His financial life operates on a completely different plane of existence.
And in a world where financial control is the primary mechanism through which governments control people — where freezing an account is easier and more effective than any other form of punishment — being outside that mechanism entirely is a form of power that money alone cannot buy.
You cannot buy your way to this position after the door closes. You can only have gotten there before.
THE INHERITANCE OF THE FARSIGHTED
Every generation has a moment — one moment — where the transfer of power is still visible, still accessible, still possible to participate in before it completes.
The people who bought land in growing cities before the industrial revolution.
The people who acquired manufacturing capacity before mass production changed everything.
The people who understood the internet in 1994 and acted on it while everyone else called it a toy.
In every case, those people did not become powerful because they were smarter or more talented than everyone else. They became powerful because they paid attention when paying attention was uncomfortable — when the thing they were betting on was still being laughed at, still being dismissed, still being actively suppressed by the institutions that stood to lose from it.

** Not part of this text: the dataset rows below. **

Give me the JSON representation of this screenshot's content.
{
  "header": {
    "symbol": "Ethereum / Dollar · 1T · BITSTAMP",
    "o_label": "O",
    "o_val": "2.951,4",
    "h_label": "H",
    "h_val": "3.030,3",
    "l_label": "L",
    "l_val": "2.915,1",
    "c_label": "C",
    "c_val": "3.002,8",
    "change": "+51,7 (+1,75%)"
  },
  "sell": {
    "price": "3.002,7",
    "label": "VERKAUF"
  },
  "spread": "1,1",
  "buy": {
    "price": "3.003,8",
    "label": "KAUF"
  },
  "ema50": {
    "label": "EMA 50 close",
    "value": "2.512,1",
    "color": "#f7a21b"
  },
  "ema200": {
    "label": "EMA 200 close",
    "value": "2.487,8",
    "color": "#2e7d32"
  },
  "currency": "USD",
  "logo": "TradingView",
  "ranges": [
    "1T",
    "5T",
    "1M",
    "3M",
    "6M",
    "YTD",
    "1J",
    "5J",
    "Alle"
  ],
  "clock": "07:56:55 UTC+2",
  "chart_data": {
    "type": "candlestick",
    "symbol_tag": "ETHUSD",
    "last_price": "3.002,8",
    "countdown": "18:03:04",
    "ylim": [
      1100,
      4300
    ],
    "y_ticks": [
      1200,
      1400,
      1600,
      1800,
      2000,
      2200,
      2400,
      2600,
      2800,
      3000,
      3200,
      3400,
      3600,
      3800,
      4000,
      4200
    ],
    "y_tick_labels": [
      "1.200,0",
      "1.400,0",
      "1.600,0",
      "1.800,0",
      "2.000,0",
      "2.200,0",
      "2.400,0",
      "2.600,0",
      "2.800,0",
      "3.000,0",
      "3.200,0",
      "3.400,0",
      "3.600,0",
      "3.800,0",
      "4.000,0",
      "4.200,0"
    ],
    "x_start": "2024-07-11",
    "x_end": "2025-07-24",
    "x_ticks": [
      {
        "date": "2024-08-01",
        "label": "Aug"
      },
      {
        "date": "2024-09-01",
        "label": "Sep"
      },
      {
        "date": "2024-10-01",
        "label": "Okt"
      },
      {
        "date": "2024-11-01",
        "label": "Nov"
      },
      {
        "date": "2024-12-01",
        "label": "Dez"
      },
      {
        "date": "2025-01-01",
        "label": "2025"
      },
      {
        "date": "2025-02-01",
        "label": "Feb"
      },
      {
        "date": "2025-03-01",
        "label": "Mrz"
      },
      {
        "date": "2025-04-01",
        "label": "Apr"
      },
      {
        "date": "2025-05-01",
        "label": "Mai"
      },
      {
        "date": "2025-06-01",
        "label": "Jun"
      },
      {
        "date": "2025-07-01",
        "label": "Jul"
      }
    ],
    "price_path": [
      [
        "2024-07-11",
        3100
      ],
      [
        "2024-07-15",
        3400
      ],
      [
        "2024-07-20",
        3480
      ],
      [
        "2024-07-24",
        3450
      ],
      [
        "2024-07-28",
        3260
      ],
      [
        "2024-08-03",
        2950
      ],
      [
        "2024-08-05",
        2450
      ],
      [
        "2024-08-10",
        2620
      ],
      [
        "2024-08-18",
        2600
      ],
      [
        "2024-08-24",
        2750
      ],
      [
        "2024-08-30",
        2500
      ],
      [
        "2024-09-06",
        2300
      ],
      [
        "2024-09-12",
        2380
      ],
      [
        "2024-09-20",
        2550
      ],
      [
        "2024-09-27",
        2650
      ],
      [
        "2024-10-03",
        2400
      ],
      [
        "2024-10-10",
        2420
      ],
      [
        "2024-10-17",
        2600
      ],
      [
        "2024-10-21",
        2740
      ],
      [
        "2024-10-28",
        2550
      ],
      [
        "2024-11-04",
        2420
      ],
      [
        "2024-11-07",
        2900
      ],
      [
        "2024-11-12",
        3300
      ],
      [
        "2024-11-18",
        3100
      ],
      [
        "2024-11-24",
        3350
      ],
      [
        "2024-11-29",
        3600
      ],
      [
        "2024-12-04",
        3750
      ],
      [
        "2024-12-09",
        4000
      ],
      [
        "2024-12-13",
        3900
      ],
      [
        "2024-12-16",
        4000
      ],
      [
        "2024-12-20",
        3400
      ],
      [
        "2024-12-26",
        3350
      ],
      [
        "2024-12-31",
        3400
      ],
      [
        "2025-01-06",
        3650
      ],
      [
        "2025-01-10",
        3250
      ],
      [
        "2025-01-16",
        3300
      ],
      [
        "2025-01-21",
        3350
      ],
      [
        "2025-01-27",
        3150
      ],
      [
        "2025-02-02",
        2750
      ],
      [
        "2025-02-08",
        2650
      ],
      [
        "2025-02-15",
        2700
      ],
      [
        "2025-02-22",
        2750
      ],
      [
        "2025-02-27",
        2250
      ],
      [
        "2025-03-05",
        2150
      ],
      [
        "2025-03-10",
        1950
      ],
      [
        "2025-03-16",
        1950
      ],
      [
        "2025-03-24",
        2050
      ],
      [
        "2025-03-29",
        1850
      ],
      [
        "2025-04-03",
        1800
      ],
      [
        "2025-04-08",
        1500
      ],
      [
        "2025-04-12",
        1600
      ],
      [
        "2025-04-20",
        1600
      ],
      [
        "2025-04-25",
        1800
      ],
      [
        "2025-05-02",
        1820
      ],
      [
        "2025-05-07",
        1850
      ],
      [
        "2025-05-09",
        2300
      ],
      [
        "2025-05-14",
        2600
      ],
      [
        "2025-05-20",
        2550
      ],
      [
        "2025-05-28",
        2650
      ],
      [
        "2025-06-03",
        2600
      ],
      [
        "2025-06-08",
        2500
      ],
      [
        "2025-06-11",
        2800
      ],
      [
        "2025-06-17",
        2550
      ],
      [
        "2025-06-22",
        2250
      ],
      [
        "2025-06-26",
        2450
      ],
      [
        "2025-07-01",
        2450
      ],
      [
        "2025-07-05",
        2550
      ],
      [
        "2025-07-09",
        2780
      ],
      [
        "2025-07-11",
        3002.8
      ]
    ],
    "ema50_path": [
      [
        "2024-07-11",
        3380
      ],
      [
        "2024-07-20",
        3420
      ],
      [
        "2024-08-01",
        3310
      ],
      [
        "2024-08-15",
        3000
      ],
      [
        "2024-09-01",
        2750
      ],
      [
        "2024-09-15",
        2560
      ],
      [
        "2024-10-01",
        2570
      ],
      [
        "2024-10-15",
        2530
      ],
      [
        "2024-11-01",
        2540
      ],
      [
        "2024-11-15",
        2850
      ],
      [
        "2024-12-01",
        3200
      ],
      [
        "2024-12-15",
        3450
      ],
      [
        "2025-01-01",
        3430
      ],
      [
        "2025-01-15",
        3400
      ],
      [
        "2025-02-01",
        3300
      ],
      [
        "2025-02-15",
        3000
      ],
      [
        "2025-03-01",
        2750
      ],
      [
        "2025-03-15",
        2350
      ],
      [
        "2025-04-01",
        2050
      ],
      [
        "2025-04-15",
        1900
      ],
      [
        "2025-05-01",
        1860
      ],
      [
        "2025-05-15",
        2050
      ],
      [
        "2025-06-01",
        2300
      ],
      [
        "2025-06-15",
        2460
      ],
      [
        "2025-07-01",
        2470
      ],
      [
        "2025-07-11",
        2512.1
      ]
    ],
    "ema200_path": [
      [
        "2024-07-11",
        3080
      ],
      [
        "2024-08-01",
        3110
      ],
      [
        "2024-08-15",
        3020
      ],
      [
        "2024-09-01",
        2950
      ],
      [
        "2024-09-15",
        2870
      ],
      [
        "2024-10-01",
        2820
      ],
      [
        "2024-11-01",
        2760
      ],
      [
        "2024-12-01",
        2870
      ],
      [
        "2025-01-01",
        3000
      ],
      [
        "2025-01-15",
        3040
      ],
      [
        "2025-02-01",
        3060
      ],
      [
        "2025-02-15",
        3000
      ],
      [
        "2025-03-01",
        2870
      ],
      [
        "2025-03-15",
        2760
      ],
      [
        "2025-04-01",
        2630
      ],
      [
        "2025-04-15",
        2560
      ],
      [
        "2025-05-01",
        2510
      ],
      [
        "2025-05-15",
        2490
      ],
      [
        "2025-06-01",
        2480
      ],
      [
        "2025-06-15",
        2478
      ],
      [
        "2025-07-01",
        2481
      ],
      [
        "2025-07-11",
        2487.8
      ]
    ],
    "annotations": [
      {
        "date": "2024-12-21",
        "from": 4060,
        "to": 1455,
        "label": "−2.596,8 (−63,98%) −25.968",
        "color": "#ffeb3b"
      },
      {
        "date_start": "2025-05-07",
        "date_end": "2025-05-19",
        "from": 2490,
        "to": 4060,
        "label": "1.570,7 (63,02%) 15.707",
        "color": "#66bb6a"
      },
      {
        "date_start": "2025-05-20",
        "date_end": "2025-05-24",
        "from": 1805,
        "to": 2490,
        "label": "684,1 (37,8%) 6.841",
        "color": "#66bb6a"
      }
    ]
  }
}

Every one of those windows closed. And the people who missed them spent the rest of their lives on the outside of a power structure built by the people who didn’t.
This is that moment.
Not next year. Not when it becomes obvious. Now. While the banks are still occasionally allowing it in humiliating £5 increments. While the informal market is still forming. While the freedom premium hasn’t yet reached the levels it will reach when the last door closes.
The gods of the new world are not going to announce themselves. They are not going to ring a bell when they arrive. They are already here, quietly, in ordinary houses, with hardware wallets in drawers and seed phrases written in notebooks hidden in places only they know.
They are the people who saw what I saw when the banks shut me out — not just frustration, not just inconvenience, but a glimpse of the architecture being built around all of us.
And they moved.
The window is not closed. But I have watched it close, one account ban and one £5 limit at a time, faster than almost anyone realises.
The question has never been whether this is happening. You have just read the evidence.
The question is whether you move before the last door shuts — or whether you spend the rest of your life knocking on it.